Ginsburg was born in 1933 in Brooklyn, New York. She holds a bachelor's degree from Cornell University and attended Harvard Law School before earning a degree from Columbia Law School.
She served as a law clerk with Judge Edmund L. Palmieri of the United States District Court for the Southern District of New York from 1959 to 1961 at a time when few women held such a position.
From 1963 until 1972, she taught at Rutgers Law School. She joined the Columbia Law School faculty in 1972, becoming the school's first tenured female professor.
During the 1960s, Ginsburg began working with the New Jersey affiliate of the American Civil Liberties Union in litigating sex discrimination cases, including those involving school teachers whose jobs were threatened when they became pregnant.
In 1971, she helped write the ACLU's brief in the key Reed v. Reed gender discrimination case before the U.S. Supreme Court. The high court struck down a state law that gave preference to men over women in naming administrators of estates.

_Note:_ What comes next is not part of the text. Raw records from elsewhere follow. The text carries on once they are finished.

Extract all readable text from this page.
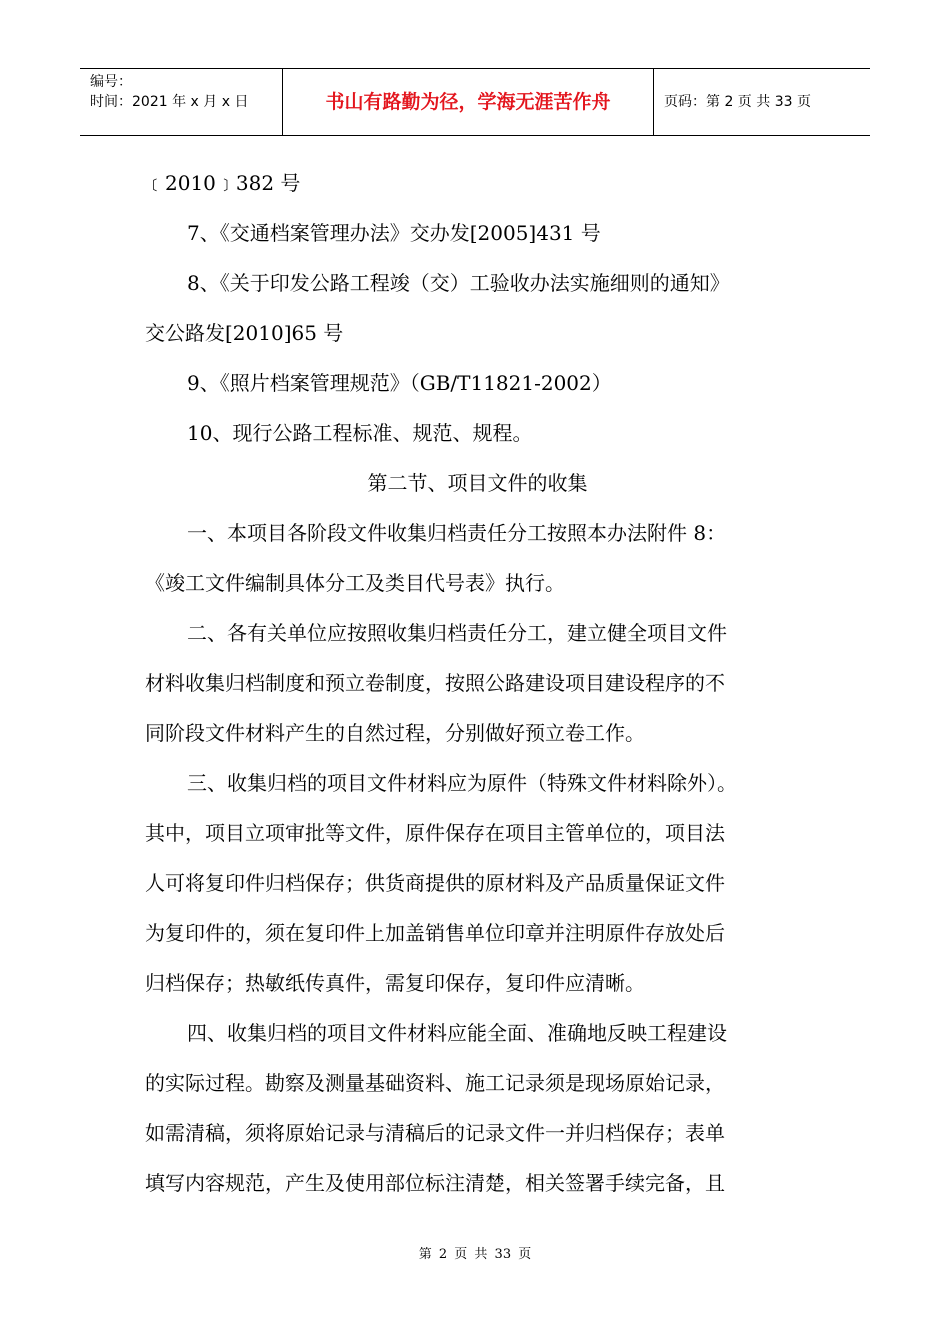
编号：
时间：2021 年 x 月 x 日	书山有路勤为径，学海无涯苦作舟	页码：第 2 页 共 33 页

﹝2010﹞382 号

7、《交通档案管理办法》交办发[2005]431 号

8、《关于印发公路工程竣（交）工验收办法实施细则的通知》

交公路发[2010]65 号

9、《照片档案管理规范》（GB/T11821-2002）

10、现行公路工程标准、规范、规程。

第二节、项目文件的收集

一、本项目各阶段文件收集归档责任分工按照本办法附件 8：

《竣工文件编制具体分工及类目代号表》执行。

二、各有关单位应按照收集归档责任分工，建立健全项目文件

材料收集归档制度和预立卷制度，按照公路建设项目建设程序的不

同阶段文件材料产生的自然过程，分别做好预立卷工作。

三、收集归档的项目文件材料应为原件（特殊文件材料除外）。

其中，项目立项审批等文件，原件保存在项目主管单位的，项目法

人可将复印件归档保存；供货商提供的原材料及产品质量保证文件

为复印件的，须在复印件上加盖销售单位印章并注明原件存放处后

归档保存；热敏纸传真件，需复印保存，复印件应清晰。

四、收集归档的项目文件材料应能全面、准确地反映工程建设

的实际过程。勘察及测量基础资料、施工记录须是现场原始记录，

如需清稿，须将原始记录与清稿后的记录文件一并归档保存；表单

填写内容规范，产生及使用部位标注清楚，相关签署手续完备，且

第 2 页 共 33 页
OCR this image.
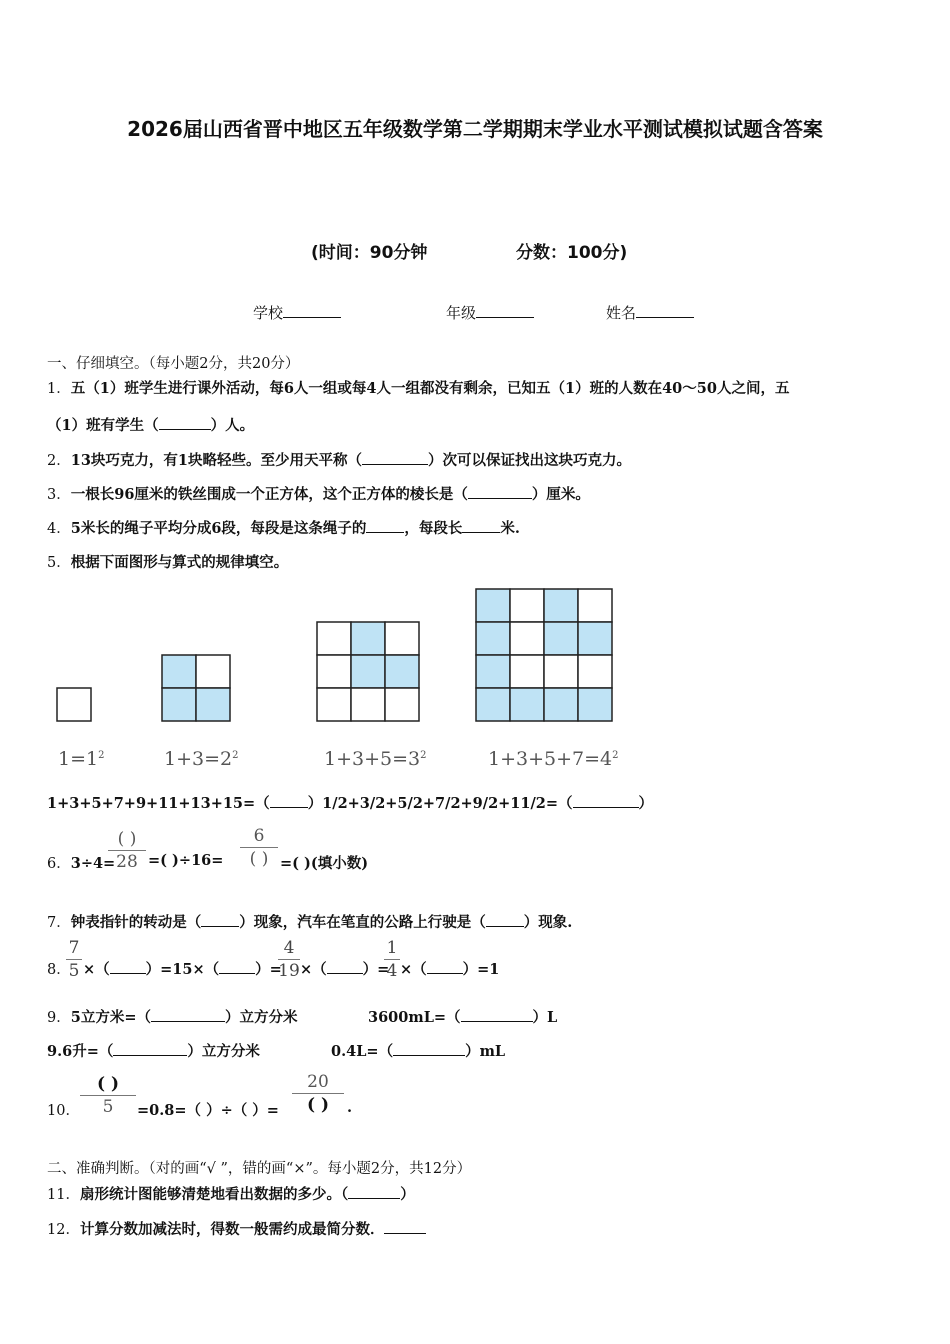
2026届山西省晋中地区五年级数学第二学期期末学业水平测试模拟试题含答案
(时间：90分钟	分数：100分)
学校	年级	姓名
一、仔细填空。（每小题2分，共20分）
1．五（1）班学生进行课外活动，每6人一组或每4人一组都没有剩余，已知五（1）班的人数在40～50人之间，五
（1）班有学生（	）人。
2．13块巧克力，有1块略轻些。至少用天平称（	）次可以保证找出这块巧克力。
3．一根长96厘米的铁丝围成一个正方体，这个正方体的棱长是（	）厘米。
4．5米长的绳子平均分成6段，每段是这条绳子的	，每段长	米.
5．根据下面图形与算式的规律填空。
$1=1^2$	$1+3=2^2$	$1+3+5=3^2$	$1+3+5+7=4^2$
1+3+5+7+9+11+13+15=（	）1/2+3/2+5/2+7/2+9/2+11/2=（	）
6．3÷4=
( )
28 =( )÷16=
6
( ) =( )(填小数)
7．钟表指针的转动是（	）现象，汽车在笔直的公路上行驶是（	）现象.
8．
7
5 ×（ ）=15×（ ）=
4
19 ×（ ）=
1
4 ×（ ）=1
9．5立方米=（	）立方分米	3600mL=（	）L
9.6升=（	）立方分米	0.4L=（	）mL
10．
( )
5	=0.8=（ ）÷（ ）=
20
( )	.
二、准确判断。（对的画“√ ”，错的画“×”。每小题2分，共12分）
11．扇形统计图能够清楚地看出数据的多少。（	）
12．计算分数加减法时，得数一般需约成最简分数．
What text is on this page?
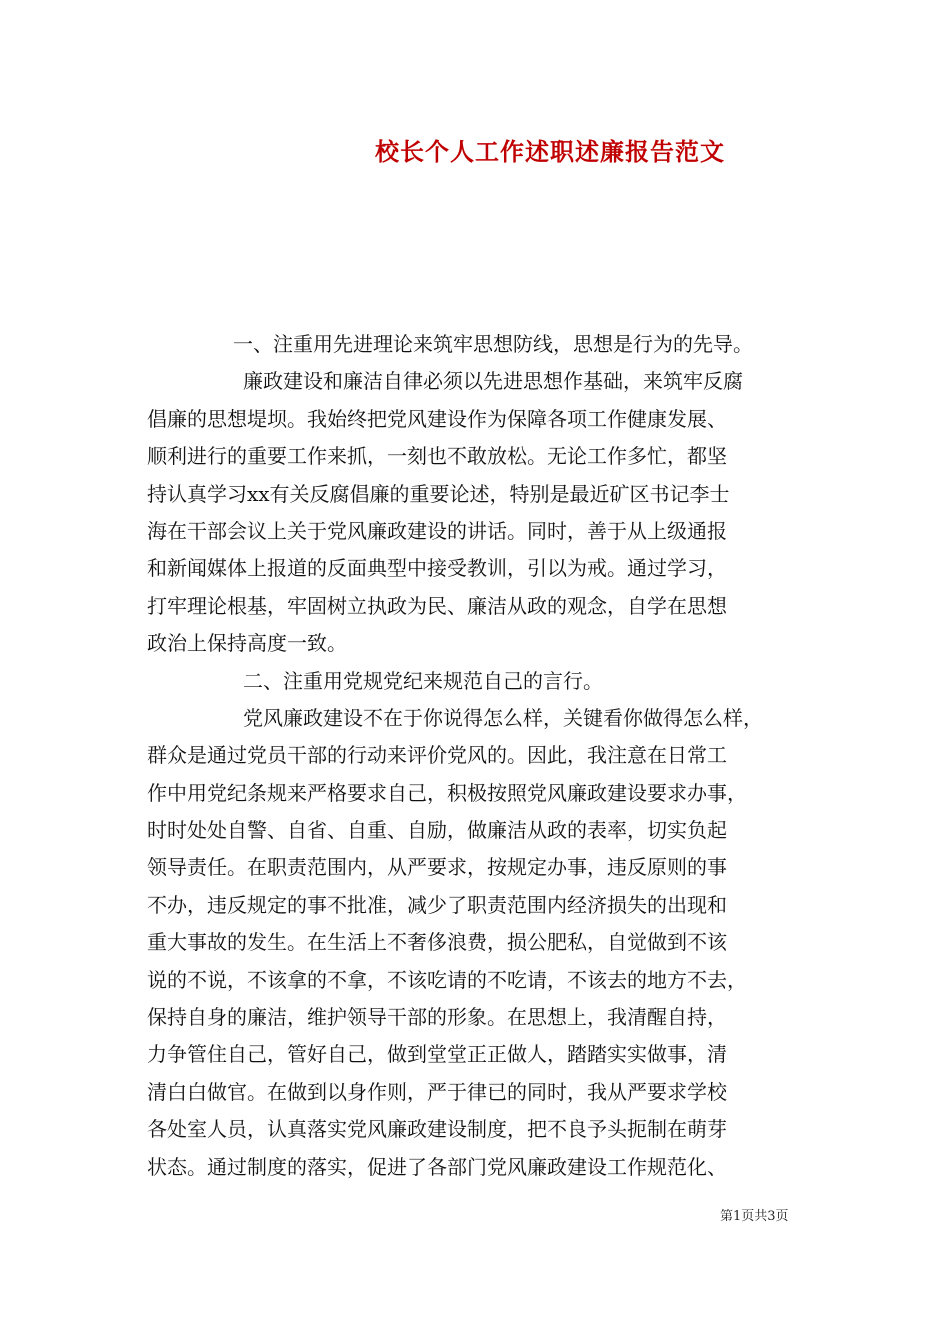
校长个人工作述职述廉报告范文
一、注重用先进理论来筑牢思想防线，思想是行为的先导。
廉政建设和廉洁自律必须以先进思想作基础，来筑牢反腐
倡廉的思想堤坝。我始终把党风建设作为保障各项工作健康发展、
顺利进行的重要工作来抓，一刻也不敢放松。无论工作多忙，都坚
持认真学习xx有关反腐倡廉的重要论述，特别是最近矿区书记李士
海在干部会议上关于党风廉政建设的讲话。同时，善于从上级通报
和新闻媒体上报道的反面典型中接受教训，引以为戒。通过学习，
打牢理论根基，牢固树立执政为民、廉洁从政的观念，自学在思想
政治上保持高度一致。
二、注重用党规党纪来规范自己的言行。
党风廉政建设不在于你说得怎么样，关键看你做得怎么样，
群众是通过党员干部的行动来评价党风的。因此，我注意在日常工
作中用党纪条规来严格要求自己，积极按照党风廉政建设要求办事，
时时处处自警、自省、自重、自励，做廉洁从政的表率，切实负起
领导责任。在职责范围内，从严要求，按规定办事，违反原则的事
不办，违反规定的事不批准，减少了职责范围内经济损失的出现和
重大事故的发生。在生活上不奢侈浪费，损公肥私，自觉做到不该
说的不说，不该拿的不拿，不该吃请的不吃请，不该去的地方不去，
保持自身的廉洁，维护领导干部的形象。在思想上，我清醒自持，
力争管住自己，管好自己，做到堂堂正正做人，踏踏实实做事，清
清白白做官。在做到以身作则，严于律已的同时，我从严要求学校
各处室人员，认真落实党风廉政建设制度，把不良予头扼制在萌芽
状态。通过制度的落实，促进了各部门党风廉政建设工作规范化、
第1页共3页
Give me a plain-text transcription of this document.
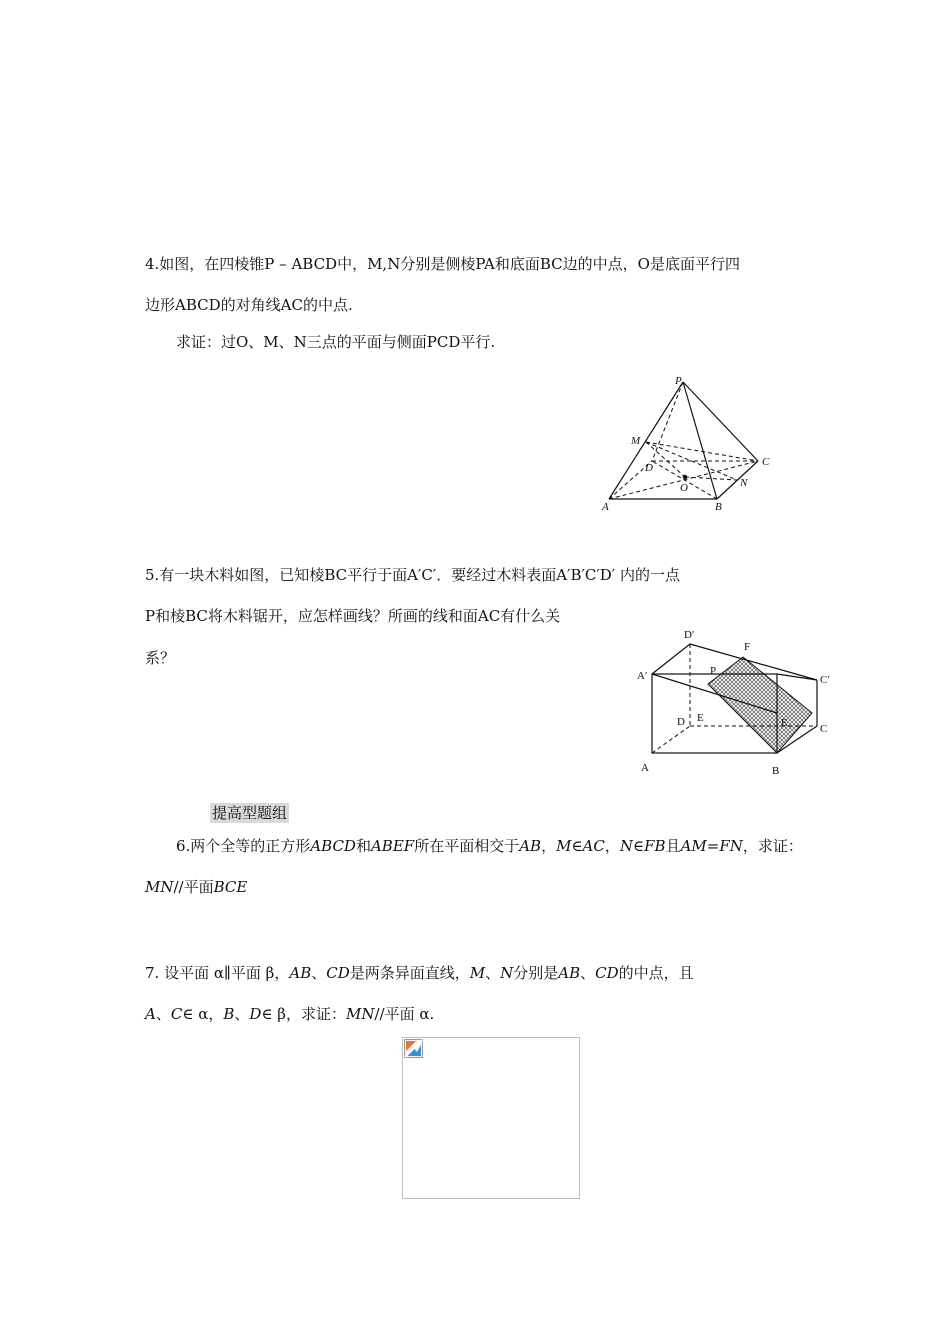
4.如图，在四棱锥P – ABCD中，M,N分别是侧棱PA和底面BC边的中点，O是底面平行四
边形ABCD的对角线AC的中点.
求证：过O、M、N三点的平面与侧面PCD平行.
P
M
D	C
O	N
A	B
5.有一块木料如图，已知棱BC平行于面A′C′．要经过木料表面A′B′C′D′ 内的一点
P和棱BC将木料锯开，应怎样画线？所画的线和面AC有什么关
系？
D′
F
A′	P
C′
D E	E	C
A	B
提高型题组
6.两个全等的正方形ABCD和ABEF所在平面相交于AB，M∈AC，N∈FB且AM=FN，求证：
MN//平面BCE
7. 设平面 α∥平面 β，AB、CD是两条异面直线，M、N分别是AB、CD的中点，且
A、C∈ α，B、D∈ β，求证：MN//平面 α.
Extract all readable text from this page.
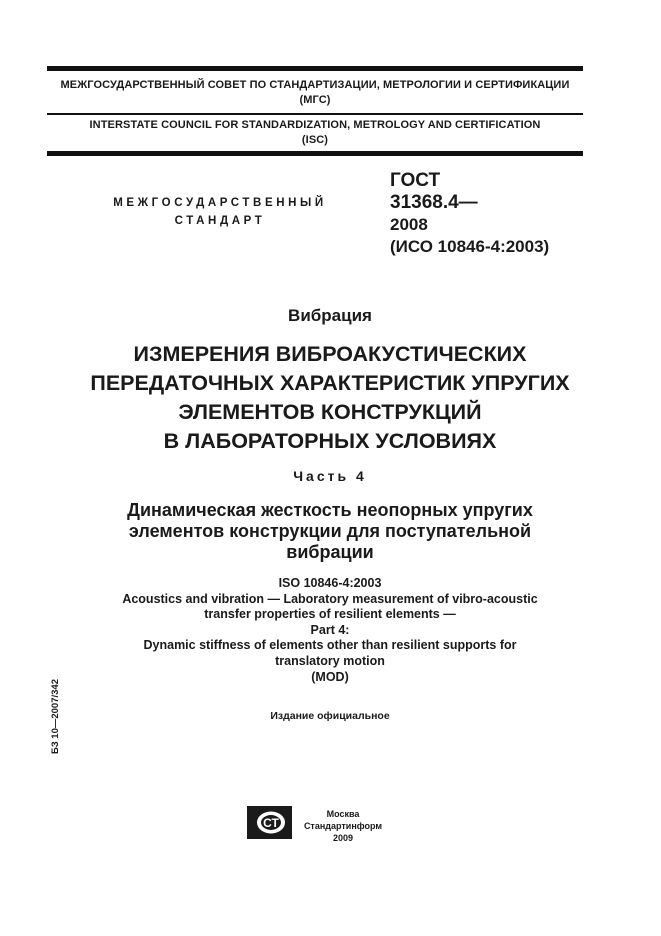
МЕЖГОСУДАРСТВЕННЫЙ СОВЕТ ПО СТАНДАРТИЗАЦИИ, МЕТРОЛОГИИ И СЕРТИФИКАЦИИ
(МГС)
INTERSTATE COUNCIL FOR STANDARDIZATION, METROLOGY AND CERTIFICATION
(ISC)
МЕЖГОСУДАРСТВЕННЫЙ
СТАНДАРТ
ГОСТ
31368.4—
2008
(ИСО 10846-4:2003)
Вибрация
ИЗМЕРЕНИЯ ВИБРОАКУСТИЧЕСКИХ
ПЕРЕДАТОЧНЫХ ХАРАКТЕРИСТИК УПРУГИХ
ЭЛЕМЕНТОВ КОНСТРУКЦИЙ
В ЛАБОРАТОРНЫХ УСЛОВИЯХ
Часть 4
Динамическая жесткость неопорных упругих
элементов конструкции для поступательной
вибрации
ISO 10846-4:2003
Acoustics and vibration — Laboratory measurement of vibro-acoustic
transfer properties of resilient elements —
Part 4:
Dynamic stiffness of elements other than resilient supports for
translatory motion
(MOD)
Издание официальное
БЗ 10—2007/342
СТ
Москва
Стандартинформ
2009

In 1972, the ACLU picked Ginsburg to head the historic Women's Rights Project, where she argued a number of cases before the Supreme Court. She was general counsel of the ACLU from 1973 to 1980 and sat on its National Board of Directors from 1974 to 1980. She was also a Fellow at the Center for Advanced Study in the Behavioral Sciences in Stanford, California from 1977 to 1978.
Ginsburg served on the United States Court of Appeals for the District of Columbia Circuit from 1980 until her Supreme Court appointment.
Ginsburg and her husband Martin have two children.